The power of one qumode for quantum computation

TL;DR

This paper introduces the 'power of one qumode', a new quantum computational model using a single squeezed state to perform phase estimation, linking resource requirements like squeezing to problem complexity.

Contribution

It presents a novel model based on a single squeezed state for phase estimation, connecting squeezing resources to computational complexity in quantum algorithms.

Findings

Squeezing quantifies resource needs for phase estimation problems.

Exponential squeezing is needed for factoring, while no squeezing suffices for DQC1.

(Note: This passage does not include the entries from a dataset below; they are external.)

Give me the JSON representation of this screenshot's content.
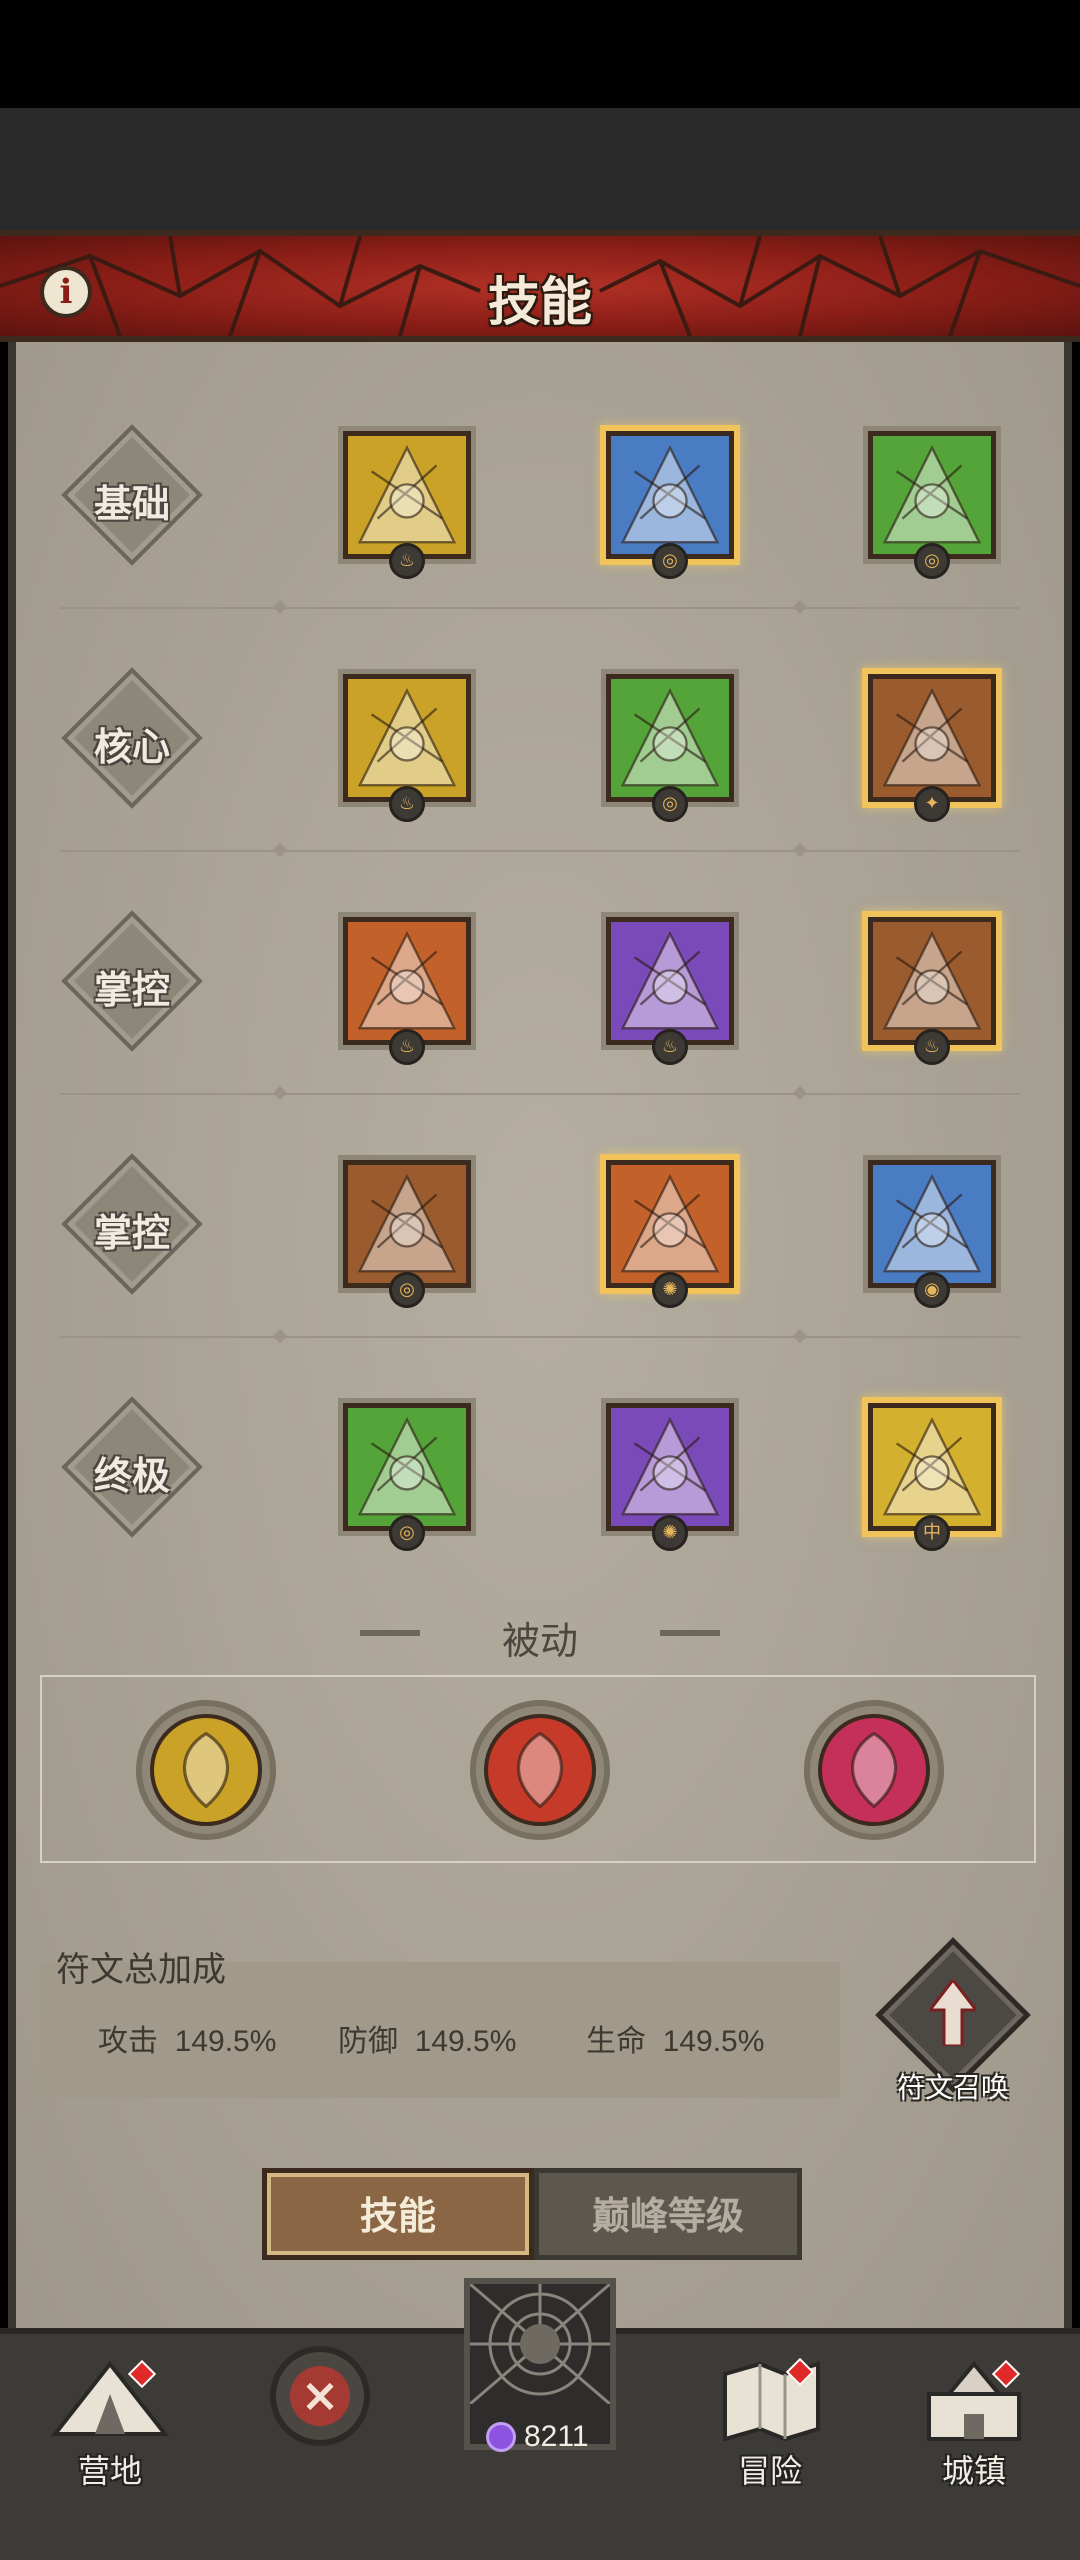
{
  "header": {
    "title": "技能",
    "info_icon": "info-icon"
  },
  "rows": [
    {
      "label": "基础",
      "skills": [
        {
          "icon": "golden-axe-skill-icon",
          "color": "#c9a227",
          "badge": "fire"
        },
        {
          "icon": "ice-axe-skill-icon",
          "color": "#4a7cc4",
          "badge": "swirl",
          "selected": true
        },
        {
          "icon": "green-slash-skill-icon",
          "color": "#55a43a",
          "badge": "swirl"
        }
      ]
    },
    {
      "label": "核心",
      "skills": [
        {
          "icon": "golden-whirlwind-skill-icon",
          "color": "#c9a227",
          "badge": "fire"
        },
        {
          "icon": "green-burst-skill-icon",
          "color": "#55a43a",
          "badge": "swirl"
        },
        {
          "icon": "stone-totem-skill-icon",
          "color": "#9a5b2e",
          "badge": "purple-flame",
          "selected": true
        }
      ]
    },
    {
      "label": "掌控",
      "skills": [
        {
          "icon": "flaming-comet-skill-icon",
          "color": "#c2612a",
          "badge": "fire"
        },
        {
          "icon": "purple-storm-skill-icon",
          "color": "#7a4ab8",
          "badge": "fire"
        },
        {
          "icon": "earth-hammer-skill-icon",
          "color": "#9a5b2e",
          "badge": "fire",
          "selected": true
        }
      ]
    },
    {
      "label": "掌控",
      "skills": [
        {
          "icon": "brown-fist-skill-icon",
          "color": "#9a5b2e",
          "badge": "swirl"
        },
        {
          "icon": "roaring-spirit-skill-icon",
          "color": "#c2612a",
          "badge": "sparkle",
          "selected": true
        },
        {
          "icon": "ice-spirit-skill-icon",
          "color": "#4a7cc4",
          "badge": "eye"
        }
      ]
    },
    {
      "label": "终极",
      "skills": [
        {
          "icon": "green-cyclone-skill-icon",
          "color": "#55a43a",
          "badge": "swirl"
        },
        {
          "icon": "purple-demon-skill-icon",
          "color": "#7a4ab8",
          "badge": "sparkle"
        },
        {
          "icon": "golden-guardian-skill-icon",
          "color": "#d4b02f",
          "badge": "center",
          "selected": true
        }
      ]
    }
  ],
  "passive": {
    "title": "被动",
    "items": [
      {
        "icon": "golden-axe-passive-icon",
        "color": "#c9a227"
      },
      {
        "icon": "fire-spirit-passive-icon",
        "color": "#c63a2a"
      },
      {
        "icon": "bleeding-heart-passive-icon",
        "color": "#c4305a"
      }
    ]
  },
  "rune": {
    "title": "符文总加成",
    "stats": [
      {
        "label": "攻击",
        "value": "149.5%"
      },
      {
        "label": "防御",
        "value": "149.5%"
      },
      {
        "label": "生命",
        "value": "149.5%"
      }
    ],
    "summon_label": "符文召唤"
  },
  "tabs": {
    "active": "技能",
    "inactive": "巅峰等级"
  },
  "nav": {
    "camp": "营地",
    "adventure": "冒险",
    "town": "城镇",
    "currency": "8211"
  },
  "colors": {
    "banner": "#8a1e17",
    "panel": "#aca596",
    "selected_glow": "#f1c45b",
    "nav_bg": "#3d3b38"
  }
}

The model bridges resource requirements between different quantum computational tasks.

Abstract

Although quantum computers are capable of solving problems like factoring exponentially faster than the best-known classical algorithms, determining the resources responsible for their computational power remains unclear. An important class of problems where quantum computers possess an advantage is phase estimation, which includes applications like factoring. We introduce a new computational model based on a single squeezed state resource that can perform phase estimation, which we call the power of one qumode. This model is inspired by an interesting computational model known as deterministic quantum computing with one quantum bit (DQC1). Using the power of one qumode, we identify that the amount of squeezing is sufficient to quantify the resource requirements of different computational problems based on phase estimation. In particular, it establishes a quantitative relationship between the resources required for factoring and DQC1. For example, we find the squeezing required to factor has an exponential scaling whereas no squeezing (i.e., a coherent state) is already sufficient to solve the hardest problem in DQC1.